Anwar menegaskan bahwa tidak ada satu pun agama yang mengajarkan kekerasan, apalagi aksi terorisme.
Itu karena sejatinya, semua agama mengajarkan kasih sayang dan kemanusiaan kepada sesama.
Namun, rupanya meski telah mengimbau seperti itu, nyatanya masih banyak masyarakat Indonesia yang seolah menyalahkan satu sama lain.
Bahkan di media sosial, tak sedikit netizen yang menyangkutpautkan pengeboman tersebut sebagai ulah agama tertentu.
Parahnya, bahkan ada yang justru secara terang-terangan menaruh curiga pada agama-agama tertentu.
Jika biasanya agama Islam menjadi agama yang sering dituding, netizen satu ini justru menuding agama-agama lain selain Islam.
"Belum jelas siapa pelaku teror bom Gereja Katedral Makassar," buka netizen dengan akun @hasyim*** tersebut.
"Saya menduga pelakunya adalah dari golongan radikal Kristen, radikal Buddha, radikal Hindu, atau radikal Kong Hu Cu," sambungnya.
"Tak mungkin pelakunya orang Islam. Islam itu agama damai," pungkasnya.

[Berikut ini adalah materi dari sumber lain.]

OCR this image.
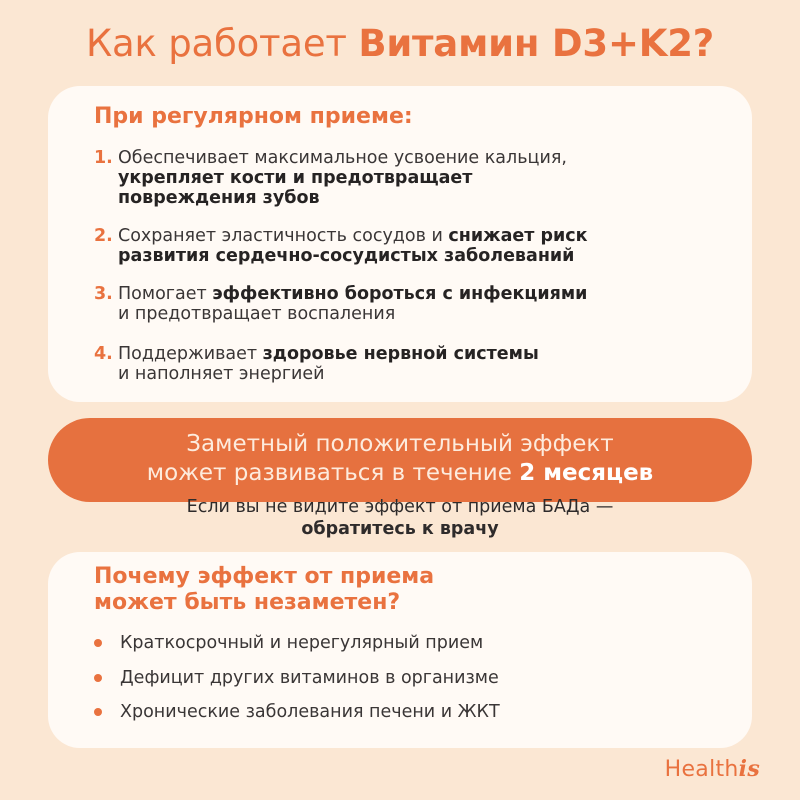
Как работает Витамин D3+K2?
При регулярном приеме:
1. Обеспечивает максимальное усвоение кальция,
укрепляет кости и предотвращает
повреждения зубов
2. Сохраняет эластичность сосудов и снижает риск
развития сердечно-сосудистых заболеваний
3. Помогает эффективно бороться с инфекциями
и предотвращает воспаления
4. Поддерживает здоровье нервной системы
и наполняет энергией
Заметный положительный эффект
может развиваться в течение 2 месяцев
Если вы не видите эффект от приема БАДа —
обратитесь к врачу
Почему эффект от приема
может быть незаметен?
Краткосрочный и нерегулярный прием
Дефицит других витаминов в организме
Хронические заболевания печени и ЖКТ
Healthis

Entah serius, bercanda, atau sarkastis, tetapi nyatanya tudingan seperti itu sama sekali tak boleh dibenarkan dengan motif apa pun karena hanya akan memecah persatuan bangsa Indonesia yang majemuk.
Untuk itu, sebagai warga negara Indonesia yang baik, sebaiknya kita saling merangkul di situasi sulit seperti ini. Bukan justru sebaliknya.
Catatan:
Cuitan netizen di atas bukan untuk ditiru, melainkan dijadikan pembelajaran bahwa semua agama sejatinya mengajarkan kedamaian, bukan kekerasan. Jika masih berpikir sebaliknya, maka pemahamannya perlu dipertanyakan.